ベッドに備え付けられていた天蓋を音も立てずに開けて、フロイドは自身のスラックスを掴む。ポケットを漁ればぽろぽろと飴や紙屑が落ちる中、目的の物を取る。
スラックスを適当に放って、天蓋の付いたベッドの中へと戻る。
フロイドが動いてた事に気づかず、リドルは熟睡しているようだった。無防備に眠る姿を見て、フロイドはにまりと口角を上げる。
リドルの頭を撫で、手触りの良い髪の毛を掬っては落とす。そうやって遊んでいたら、リドルの耳が視界に入った。
決して大きいとは言い難い、形の整った耳。赤い髪の毛の間からちらりと見える柔らかそうな耳たぶに穴を開けたらどんな反応をするのだろう。
手に持っていたピアッサーの包装を取り、リドルの耳に当てる。斜めになったら可哀想だから、真っ直ぐ開けられるように角度を補助する魔法を使う。
ピアッサーを握れば、バチンと音がした。自分やジェイドが開けた時もこんなものだっただろうか。一年も前だから忘れてしまった。
そっとリドルの耳を確認する。
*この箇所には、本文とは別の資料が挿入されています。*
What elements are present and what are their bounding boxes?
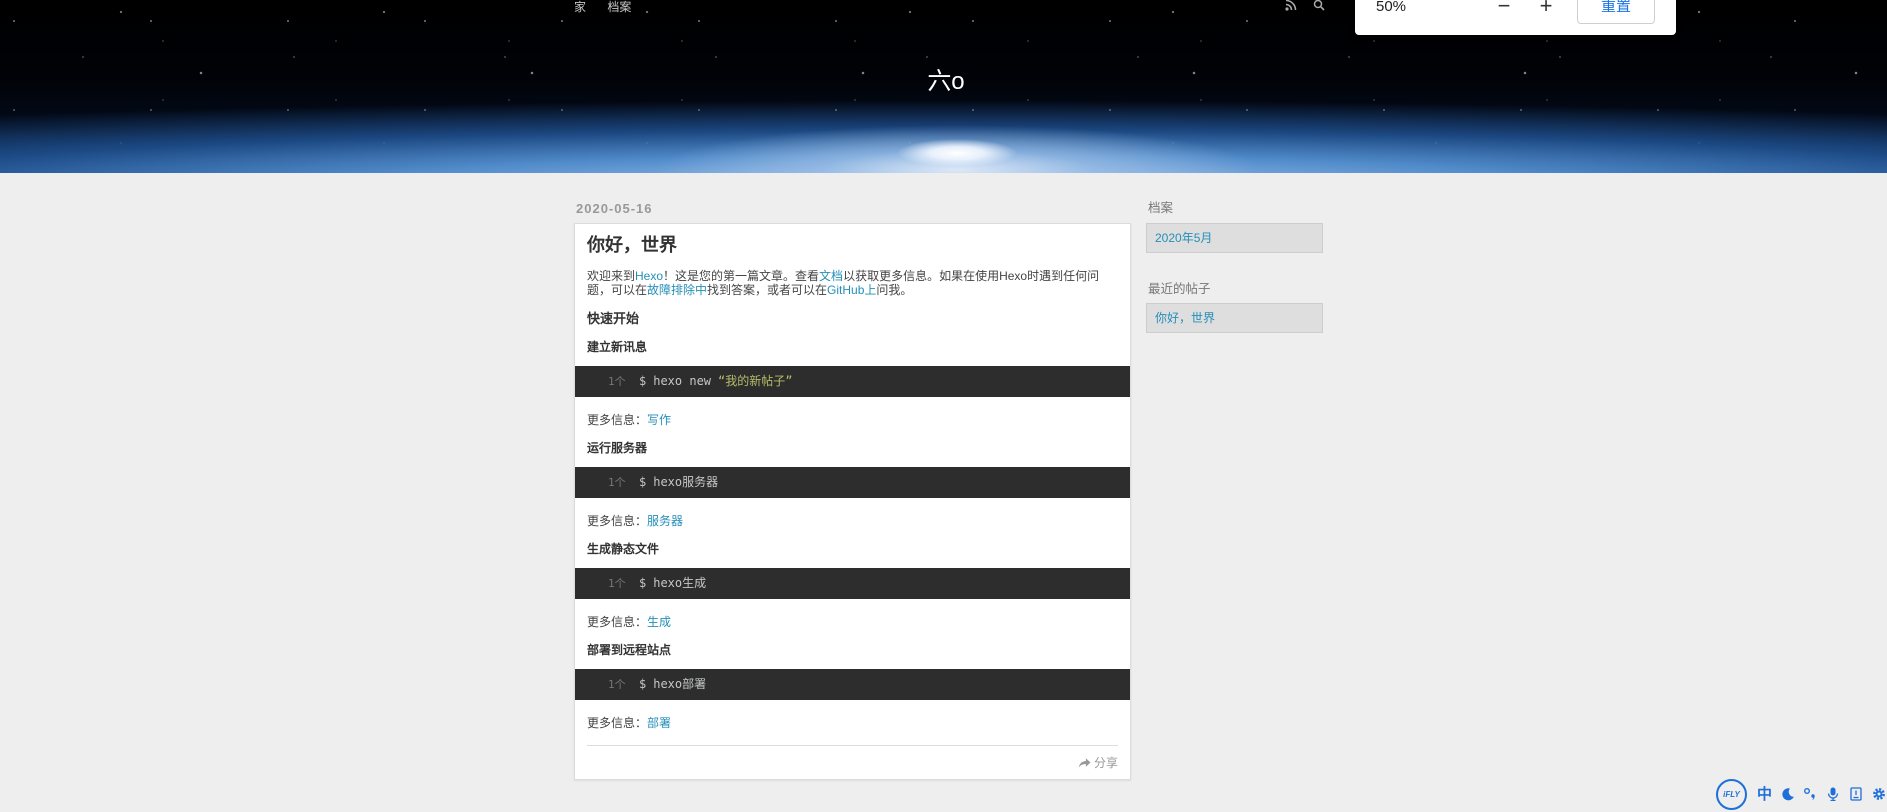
nav-link-home[interactable]: 家 [574,0,586,14]
line-number: 1个 [608,375,626,388]
more-info-label: 更多信息： [587,413,648,427]
intro-text: 找到答案，或者可以在 [707,283,828,297]
share-button[interactable]: 分享 [1078,755,1118,771]
archives-widget: 2020年5月 [1146,223,1323,253]
more-info-label: 更多信息： [587,716,648,730]
command: hexo部署 [653,677,707,691]
code-block: 1个 $ hexo部署 [575,669,1130,700]
shell-prompt: $ [639,475,647,489]
zoom-popup: 50% − + 重置 [1355,0,1676,35]
command-argument: “我的新帖子” [718,374,793,388]
intro-text: ！这是您的第一篇文章。查看 [663,269,820,283]
code-block: 1个 $ hexo服务器 [575,467,1130,498]
troubleshooting-link[interactable]: 故障排除中 [647,283,707,297]
command: hexo生成 [653,576,707,590]
command: hexo new [653,374,712,388]
line-number: 1个 [608,678,626,691]
zoom-in-button[interactable]: + [1537,0,1555,19]
gear-icon[interactable] [1872,787,1886,801]
section-heading: 建立新讯息 [587,340,648,354]
post-card: 你好，世界 欢迎来到Hexo！这是您的第一篇文章。查看文档以获取更多信息。如果在… [574,223,1131,780]
shell-prompt: $ [639,374,647,388]
line-number: 1个 [608,476,626,489]
punctuation-icon[interactable] [1803,787,1817,801]
moon-icon[interactable] [1781,787,1795,801]
post-intro: 欢迎来到Hexo！这是您的第一篇文章。查看文档以获取更多信息。如果在使用Hexo… [587,269,1118,297]
command: hexo服务器 [653,475,719,489]
code-line: $ hexo new “我的新帖子” [639,366,792,397]
code-line: $ hexo生成 [639,568,706,599]
code-block: 1个 $ hexo new “我的新帖子” [575,366,1130,397]
docs-link[interactable]: 文档 [819,269,843,283]
post-date[interactable]: 2020-05-16 [576,201,653,217]
ifly-logo[interactable]: iFLY [1716,779,1747,810]
share-icon [1078,758,1091,768]
zoom-reset-button[interactable]: 重置 [1577,0,1655,24]
archive-link-2020-05[interactable]: 2020年5月 [1155,231,1212,245]
zoom-out-button[interactable]: − [1495,0,1513,19]
shell-prompt: $ [639,677,647,691]
nav-link-archives[interactable]: 档案 [607,0,631,14]
more-info-link-deploy[interactable]: 部署 [647,716,671,730]
quick-start-heading: 快速开始 [587,311,640,326]
recent-posts-heading: 最近的帖子 [1148,282,1211,296]
code-line: $ hexo部署 [639,669,706,700]
post-footer-divider [587,745,1118,746]
more-info-link-server[interactable]: 服务器 [647,514,683,528]
github-link[interactable]: GitHub上 [827,283,876,297]
zoom-level: 50% [1376,0,1407,15]
language-toggle[interactable]: 中 [1757,785,1772,804]
hexo-link[interactable]: Hexo [635,269,663,283]
ifly-input-toolbar: iFLY 中 [1715,779,1887,810]
section-heading: 生成静态文件 [587,542,660,556]
recent-post-link[interactable]: 你好，世界 [1155,311,1215,325]
code-line: $ hexo服务器 [639,467,718,498]
more-info-label: 更多信息： [587,514,648,528]
line-number: 1个 [608,577,626,590]
site-title[interactable]: 六o [5,66,1887,98]
search-icon[interactable] [1313,0,1325,11]
post-footer: 分享 [587,755,1118,773]
code-block: 1个 $ hexo生成 [575,568,1130,599]
more-info: 更多信息：部署 [587,715,1118,731]
more-info-link-generate[interactable]: 生成 [647,615,671,629]
section-heading: 部署到远程站点 [587,643,672,657]
share-label: 分享 [1093,756,1118,770]
more-info-link-writing[interactable]: 写作 [647,413,671,427]
shell-prompt: $ [639,576,647,590]
section-heading: 运行服务器 [587,441,648,455]
intro-text: 问我。 [876,283,913,297]
more-info-label: 更多信息： [587,615,648,629]
post-title: 你好，世界 [587,235,677,255]
intro-text: 欢迎来到 [587,269,636,283]
more-info: 更多信息：生成 [587,614,1118,630]
toolbox-icon[interactable] [1849,787,1863,801]
microphone-icon[interactable] [1826,787,1840,801]
recent-posts-widget: 你好，世界 [1146,303,1323,333]
more-info: 更多信息：写作 [587,412,1118,428]
rss-icon[interactable] [1285,0,1297,11]
main-nav: 家 档案 [574,0,649,14]
more-info: 更多信息：服务器 [587,513,1118,529]
archives-heading: 档案 [1148,201,1174,215]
血は出ていないようで、ほっとした。
「……何を、しているんだい」
「あ、起きちゃった?おはよ〜」
「……なんだか、すごい音がしたような」
そこまで呟いた後、リドルは耳たぶに手を当てる。フロイドに付けられたピアスに指が触れた瞬間、リドルはフロイドを押し倒していた。
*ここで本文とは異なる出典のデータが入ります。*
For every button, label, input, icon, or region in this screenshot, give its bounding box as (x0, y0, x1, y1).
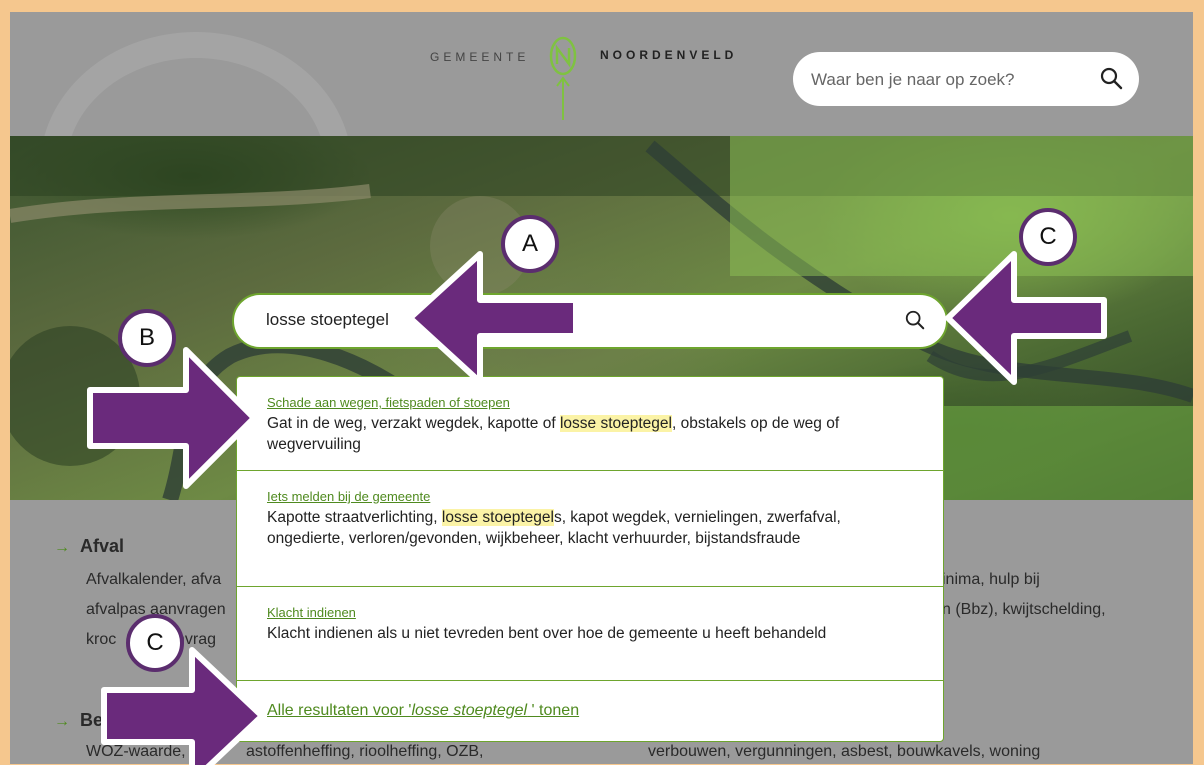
arrow-b (87, 347, 257, 489)
arrow-c-bottom (101, 647, 265, 765)
arrow-a (407, 251, 579, 385)
arrow-c-top (945, 251, 1107, 385)
annotation-badge-c-top: C (1019, 208, 1077, 266)
annotation-badge-c-bottom: C (126, 614, 184, 672)
annotation-badge-a: A (501, 215, 559, 273)
annotation-badge-b: B (118, 309, 176, 367)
「あは、金魚ちゃん寝起きいいね。熱烈じゃん、もう一回ヤりたいの?」
「……やらないよ。それよりフロイド、ボクはピアスを開ける許可は出していないはずだが?」
顔を真っ赤にしてリドルはフロイドを睨みつける。ちらりと見える耳たぶに付いたピアスが光って、見慣れない姿なこともあって意識せずとも目に入った。
「だってさぁ、オレはピアス開いてっけど金魚ちゃんは開いてないじゃん。ピアス付けた金魚ちゃん見たかったんだ〜、怒んないで?ね?」
リドルの機嫌と取るためか、戯れに頬へキスをする。何度かしているうちに怒るのも馬鹿らしいと考えたのか、リドルはため息を吐いて身体を起こした。
「……まぁ、開けてしまったものは仕方ない。だけど、許可なくこんな事をするなんていけない事だよ。おわかりだね?」
「オシオキでもしたいの?金魚ちゃんどんな事してくれんの、楽しみ」
リドルの耳に触れれば、肩をひくりと戦慄かせる。そういえば、リドルは耳が弱かった。というよりも、人間は耳を触ると大抵は敏感に反応する。それが楽しくて、身体を繋げているときに戯れに触るとやんわりと手を止められる事を思い出した。
「そうだね、キミの左耳に穴を開けてもいいのだけれど、ピアッサーなんてボクの部屋には無いからね」
「明日購買に買いに行く?」
「いいや?いらないよ」
そう言い捨て、リドルはフロイドの右耳に噛み付いた。
「痛ぇっ!」
「これでおあいことはいかないけれど、まあいいかな」
唇に付いた血を舌で舐め取りながら、フロイドの耳に付いた歪な歯形を眺める。滲んでいる赤に自身の影を連想させる気がして、気分が良かった。
「……金魚ちゃん痕付けないタイプのクセに」
「付けて良かったのかい?まあ、キミが誰かに抱かれてるなんて知られたくないから付けないけれど」
「オレも噛まない方がいい?」
「好きにするといい」
身体を起こしたリドルのことを押し倒す。さっきまでとは逆だな、と思いながら、噛みつけと言わんばかりに首元を晒したリドルの首元に歯を立てた。